Scandale en Israël : le chef de l’armée a spéculé en bourse sur la défaite
« Achetez au canon, vendez au clairon ! », dit un vieil adage des spéculateurs boursiers, signifiant par là qu’une déclaration de guerre est généralement bonne pour les valeurs cotées, et qu’inversement, la fin des hostilités est synonyme de repli.
Eh bien, c’est tout le contraire qu’a fait le chef de l’armée israélienne, le général Dan Halutz, apparemment plus compétent dans la gestion de son bas de laine que dans celle des opérations, où plus de 100 de ses soldats ont été tués et des centaines d’autres blessés.
La presse israélienne a révélé que Halutz, passablement décrié depuis un mois pour sa piètre performance militaire, s’était empressé de vendre ses propres actions, quelques heures seulement avant le déclenchement de l’attaque israélienne, le 12 juillet dernier.
Halutz s’est ainsi précipité le mercredi 12 juillet, à midi exactement, dans son agence bancaire, où il a donné l’ordre de vendre un portefeuille d’actions, d’une valeur de 120.000 shekels (20.000 € environ).
C’est-à-dire, trois heures après avoir pris connaissance de l’incident frontalier (la capture des deux soldats israéliens par des combattants du Hezbollah) qui allait servir de prétexte à la guerre, et trois heures avant la déclaration officielle de l’attaque contre le Liban par le gouvernement israélien !
Halutz a confirmé le fait, mais a évidemment été incapable de justifier un tant soit peu son comportement. « J’ai vendu mes actions, parce que la bourse avait déjà baissé, et que j’avais déjà perdu 25.000 shekels sur mon capital initial ; cela n’avait rien à voir avec la situation politico-militaire », a-t-il mollement déclaré.
En réalité, et tout le monde en Israël l’a compris car cela saute aux yeux, le chef de l’armée était par définition au courant de ce qui se tramait ce jour-là au plus haut niveau, étant lui-même partie prenante à la décision de déclencher la guerre.
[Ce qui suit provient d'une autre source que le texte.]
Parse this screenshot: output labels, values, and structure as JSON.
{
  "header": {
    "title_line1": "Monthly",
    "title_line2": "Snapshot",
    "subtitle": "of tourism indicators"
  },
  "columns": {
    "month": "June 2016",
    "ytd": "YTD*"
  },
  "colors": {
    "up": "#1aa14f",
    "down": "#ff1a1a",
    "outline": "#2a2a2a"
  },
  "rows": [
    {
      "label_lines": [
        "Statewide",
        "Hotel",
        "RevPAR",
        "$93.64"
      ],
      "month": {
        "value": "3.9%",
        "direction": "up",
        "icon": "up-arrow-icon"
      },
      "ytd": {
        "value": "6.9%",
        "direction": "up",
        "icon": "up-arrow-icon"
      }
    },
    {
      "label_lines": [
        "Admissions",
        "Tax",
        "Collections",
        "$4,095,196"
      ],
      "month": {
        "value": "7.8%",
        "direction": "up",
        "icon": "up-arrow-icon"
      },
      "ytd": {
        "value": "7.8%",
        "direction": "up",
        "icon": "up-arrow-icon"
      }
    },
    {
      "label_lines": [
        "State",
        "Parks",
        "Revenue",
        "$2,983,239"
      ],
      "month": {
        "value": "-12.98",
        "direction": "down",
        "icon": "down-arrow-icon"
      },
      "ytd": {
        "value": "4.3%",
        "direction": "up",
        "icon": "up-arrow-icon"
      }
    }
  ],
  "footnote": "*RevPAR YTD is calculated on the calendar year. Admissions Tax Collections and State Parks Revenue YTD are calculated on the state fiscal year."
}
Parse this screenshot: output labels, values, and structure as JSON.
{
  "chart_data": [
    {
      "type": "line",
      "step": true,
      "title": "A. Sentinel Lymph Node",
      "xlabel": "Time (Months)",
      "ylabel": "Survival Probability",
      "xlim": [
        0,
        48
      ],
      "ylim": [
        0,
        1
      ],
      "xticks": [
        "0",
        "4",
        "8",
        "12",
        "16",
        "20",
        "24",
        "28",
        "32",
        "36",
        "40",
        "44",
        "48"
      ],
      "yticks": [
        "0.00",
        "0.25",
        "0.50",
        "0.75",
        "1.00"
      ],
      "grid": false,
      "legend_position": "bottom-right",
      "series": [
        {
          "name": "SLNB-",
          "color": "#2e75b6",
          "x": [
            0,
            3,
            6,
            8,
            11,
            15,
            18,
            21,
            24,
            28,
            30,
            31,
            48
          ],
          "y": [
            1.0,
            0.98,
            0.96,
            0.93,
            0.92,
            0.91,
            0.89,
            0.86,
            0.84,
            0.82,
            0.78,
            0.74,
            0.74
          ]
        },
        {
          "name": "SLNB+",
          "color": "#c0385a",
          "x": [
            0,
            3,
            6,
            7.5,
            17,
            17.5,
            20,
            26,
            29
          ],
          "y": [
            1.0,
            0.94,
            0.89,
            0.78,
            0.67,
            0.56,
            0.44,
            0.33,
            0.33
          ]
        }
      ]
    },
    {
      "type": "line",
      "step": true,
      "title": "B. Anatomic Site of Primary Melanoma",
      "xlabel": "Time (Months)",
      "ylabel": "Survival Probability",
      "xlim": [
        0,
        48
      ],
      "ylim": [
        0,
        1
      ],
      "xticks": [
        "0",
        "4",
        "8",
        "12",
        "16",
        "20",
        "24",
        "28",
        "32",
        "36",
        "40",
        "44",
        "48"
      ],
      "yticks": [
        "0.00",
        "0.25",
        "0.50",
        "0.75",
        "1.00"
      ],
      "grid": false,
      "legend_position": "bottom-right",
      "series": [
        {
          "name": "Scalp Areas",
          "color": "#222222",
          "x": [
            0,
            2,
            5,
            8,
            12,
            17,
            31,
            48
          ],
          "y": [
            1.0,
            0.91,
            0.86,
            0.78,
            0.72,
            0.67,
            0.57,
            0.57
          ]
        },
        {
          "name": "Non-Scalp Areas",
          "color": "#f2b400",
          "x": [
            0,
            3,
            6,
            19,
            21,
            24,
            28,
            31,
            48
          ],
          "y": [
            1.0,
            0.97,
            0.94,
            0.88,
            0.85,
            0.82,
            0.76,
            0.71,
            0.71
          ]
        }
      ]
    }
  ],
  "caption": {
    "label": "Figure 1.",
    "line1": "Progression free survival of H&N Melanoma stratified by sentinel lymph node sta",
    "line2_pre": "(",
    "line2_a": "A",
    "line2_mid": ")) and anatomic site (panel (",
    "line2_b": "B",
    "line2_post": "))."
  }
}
Ce qui ne l’a donc pas empêché, entre réunions de crise, appels téléphoniques incessants et conférence de presse sur « la mission sacrée de défense des fils d’Israël », de faire un saut à la banque du coin.
En spéculant, malgré ses discours de fort en gueule, sur les déboires à venir de ses propres troupes, puisque la bourse de Tel-Aviv a effectivement très mal réagi à la guerre, et n’a commencé à se redresser qu’à l’annonce du cessez-le-feu dimanche dernier.
Au regard des pertes monstrueuses, humaines et matérielles, qu’aura provoquées sa guerre, la spéculation personnelle de Halutz fait de lui, c’est vrai, un gagne-petit.
Selon de premières estimations lancées par des économistes depuis le début de la semaine, et qui se gardent de « valoriser » les pertes humaines (plus de 1.000 et 5.000 blessés Libanais, 150 morts et 1.000 blessés Israéliens), le coût de la guerre se chiffre en effet déjà en milliards, et plus probablement encore en dizaines de milliards d’euros.
Au Liban, ce sont toutes les infrastructures d’un pays de 4 millions d’habitants qu’Halutz et les siens ont détruites, en même temps que 14.000 maisons et immeubles d’habitation.
En Israël, la facture était estimée mardi à 5 milliards d’euros, dont la moitié pour les dépenses militaires (mais des émissaires israéliens sont déjà en route pour Washington afin de demander une rallonge à l’aide militaire américaine annuelle de 2,5 milliards d’euros), et l’autre moitié en pertes de recettes (tourisme en chute libre, paralysie de l’activité économique générale dans le nord du pays, entre autres).
Issu de l’armée de l’air, Dan Halutz est ce général qui déclarait cyniquement, en 2002, que le largage d’une bombe d’une tonne sur Gaza, où 15 enfants avaient été tués dans la même nuit, ne l’empêchait pas de dormir sereinement. Lors de la guerre contre le Liban, il n’a cessé, pendant les premières semaines, de répéter que ses avions, en ensevelissant tout un pays sous les bombes, étaient capables à eux seuls de « faire le travail ». On connaît la suite : pour faire bonne figure, le général a alors troqué sa tenue bleue d’aviateur pour un uniforme kaki de l’armée de terre, histoire d’être plus près « des petits gars qui en bavent sur le terrain ». Sans plus de succès.
Ses jours à la tête de l’armée sont probablement comptés, estimaient mardi plusieurs commentateurs israéliens. L’éviction de Halutz aurait au moins un avantage pour ses collègues : avec un bouc émissaire aussi évident, ils pourraient espérer éviter d’avoir à rendre compte de leurs propres agissements.